🤖 AI Summary
To address the low posterior sampling efficiency of diffusion models in downstream tasks, this paper proposes a self-supervised fine-tuning framework based on *h*-transform estimation. The method introduces the first path-level *h*-transform estimator via iterative importance reweighting—requiring neither labeled data nor reinforcement learning signals—to recalibrate the reverse process and enable amortized conditional sampling. Through self-supervised iterative optimization, it significantly enhances conditional generation capability. Evaluated on class-conditional image generation and text-to-image reward-based fine-tuning, the approach achieves a 12% reduction in FID and a 35% decrease in sampling steps while preserving high-fidelity output. This work departs from conventional reparameterization and RL-based fine-tuning paradigms, offering a novel, efficient, and scalable strategy for adapting diffusion models to downstream applications.
📝 Abstract
Diffusion models are an important tool for generative modelling, serving as effective priors in applications such as imaging and protein design.

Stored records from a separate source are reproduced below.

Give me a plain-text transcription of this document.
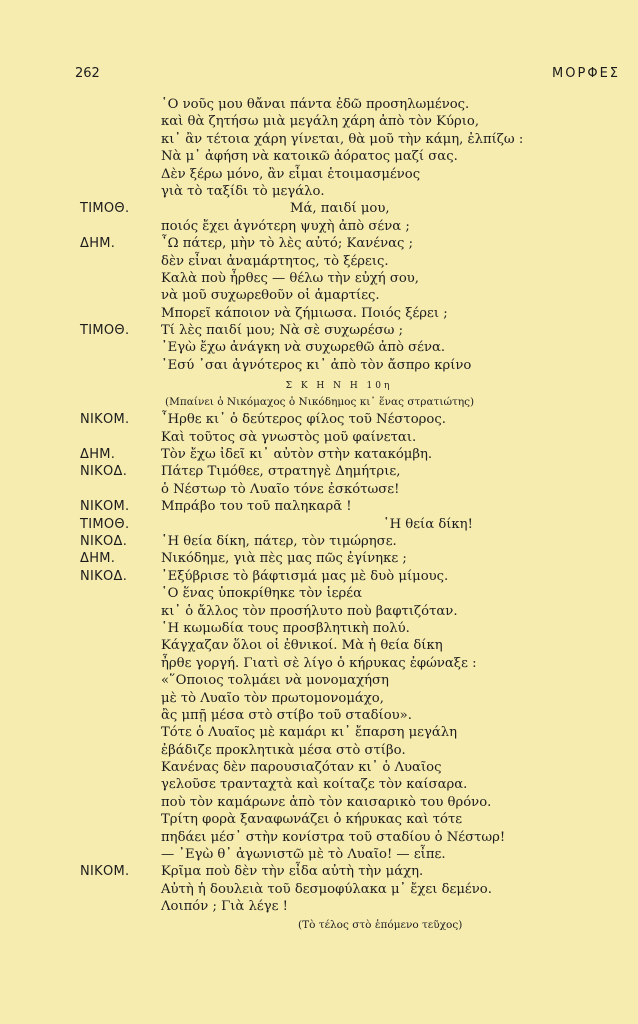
262	ΜΟΡΦΕΣ
῾Ο νοῦς μου θἄναι πάντα ἐδῶ προσηλωμένος.
καὶ θὰ ζητήσω μιὰ μεγάλη χάρη ἀπὸ τὸν Κύριο,
κι᾽ ἂν τέτοια χάρη γίνεται, θὰ μοῦ τὴν κάμη, ἐλπίζω :
Νὰ μ᾽ ἀφήση νὰ κατοικῶ ἀόρατος μαζί σας.
Δὲν ξέρω μόνο, ἂν εἶμαι ἑτοιμασμένος
γιὰ τὸ ταξίδι τὸ μεγάλο.
ΤΙΜΟΘ.	Μά, παιδί μου,
ποιός ἔχει ἁγνότερη ψυχὴ ἀπὸ σένα ;
ΔΗΜ.	῏Ω πάτερ, μὴν τὸ λὲς αὐτό; Κανένας ;
δὲν εἶναι ἀναμάρτητος, τὸ ξέρεις.
Καλὰ ποὺ ἦρθες — θέλω τὴν εὐχή σου,
νὰ μοῦ συχωρεθοῦν οἱ ἁμαρτίες.
Μπορεῖ κάποιον νὰ ζήμιωσα. Ποιός ξέρει ;
ΤΙΜΟΘ. Τί λὲς παιδί μου; Νὰ σὲ συχωρέσω ;
᾽Εγὼ ἔχω ἀνάγκη νὰ συχωρεθῶ ἀπὸ σένα.
᾽Εσύ ᾽σαι ἁγνότερος κι᾽ ἀπὸ τὸν ἄσπρο κρίνο
Σ Κ Η Ν Η 10η
(Μπαίνει ὁ Νικόμαχος ὁ Νικόδημος κι᾽ ἕνας στρατιώτης)
ΝΙΚΟΜ. ῏Ηρθε κι᾽ ὁ δεύτερος φίλος τοῦ Νέστορος.
Καὶ τοῦτος σὰ γνωστὸς μοῦ φαίνεται.
ΔΗΜ.	Τὸν ἔχω ἰδεῖ κι᾽ αὐτὸν στὴν κατακόμβη.
ΝΙΚΟΔ.	Πάτερ Τιμόθεε, στρατηγὲ Δημήτριε,
ὁ Νέστωρ τὸ Λυαῖο τόνε ἐσκότωσε!
ΝΙΚΟΜ. Μπράβο του τοῦ παληκαρᾶ !
ΤΙΜΟΘ.	῾Η θεία δίκη!
ΝΙΚΟΔ.	῾Η θεία δίκη, πάτερ, τὸν τιμώρησε.
ΔΗΜ.	Νικόδημε, γιὰ πὲς μας πῶς ἐγίνηκε ;
ΝΙΚΟΔ.	᾽Εξύβρισε τὸ βάφτισμά μας μὲ δυὸ μίμους.
῾Ο ἕνας ὑποκρίθηκε τὸν ἱερέα
κι᾽ ὁ ἄλλος τὸν προσήλυτο ποὺ βαφτιζόταν.
῾Η κωμωδία τους προσβλητικὴ πολύ.
Κάγχαζαν ὅλοι οἱ ἐθνικοί. Μὰ ἡ θεία δίκη
ἦρθε γοργή. Γιατὶ σὲ λίγο ὁ κήρυκας ἐφώναξε :
«῞Οποιος τολμάει νὰ μονομαχήση
μὲ τὸ Λυαῖο τὸν πρωτομονομάχο,
ἂς μπῇ μέσα στὸ στίβο τοῦ σταδίου».
Τότε ὁ Λυαῖος μὲ καμάρι κι᾽ ἔπαρση μεγάλη
ἐβάδιζε προκλητικὰ μέσα στὸ στίβο.
Κανένας δὲν παρουσιαζόταν κι᾽ ὁ Λυαῖος
γελοῦσε τρανταχτὰ καὶ κοίταζε τὸν καίσαρα.
ποὺ τὸν καμάρωνε ἀπὸ τὸν καισαρικὸ του θρόνο.
Τρίτη φορὰ ξαναφωνάζει ὁ κήρυκας καὶ τότε
πηδάει μέσ᾽ στὴν κονίστρα τοῦ σταδίου ὁ Νέστωρ!
— ᾽Εγὼ θ᾽ ἀγωνιστῶ μὲ τὸ Λυαῖο! — εἶπε.
ΝΙΚΟΜ. Κρῖμα ποὺ δὲν τὴν εἶδα αὐτὴ τὴν μάχη.
Αὐτὴ ἡ δουλειὰ τοῦ δεσμοφύλακα μ᾽ ἔχει δεμένο.
Λοιπόν ; Γιὰ λέγε !
(Τὸ τέλος στὸ ἑπόμενο τεῦχος)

A key challenge in applying diffusion models for downstream tasks is efficiently sampling from resulting posterior distributions, which can be addressed using the $h$-transform. This work introduces a self-supervised algorithm for fine-tuning diffusion models by estimating the $h$-transform, enabling amortised conditional sampling. Our method iteratively refines the $h$-transform using a synthetic dataset resampled with path-based importance weights. We demonstrate the effectiveness of this framework on class-conditional sampling and reward fine-tuning for text-to-image diffusion models.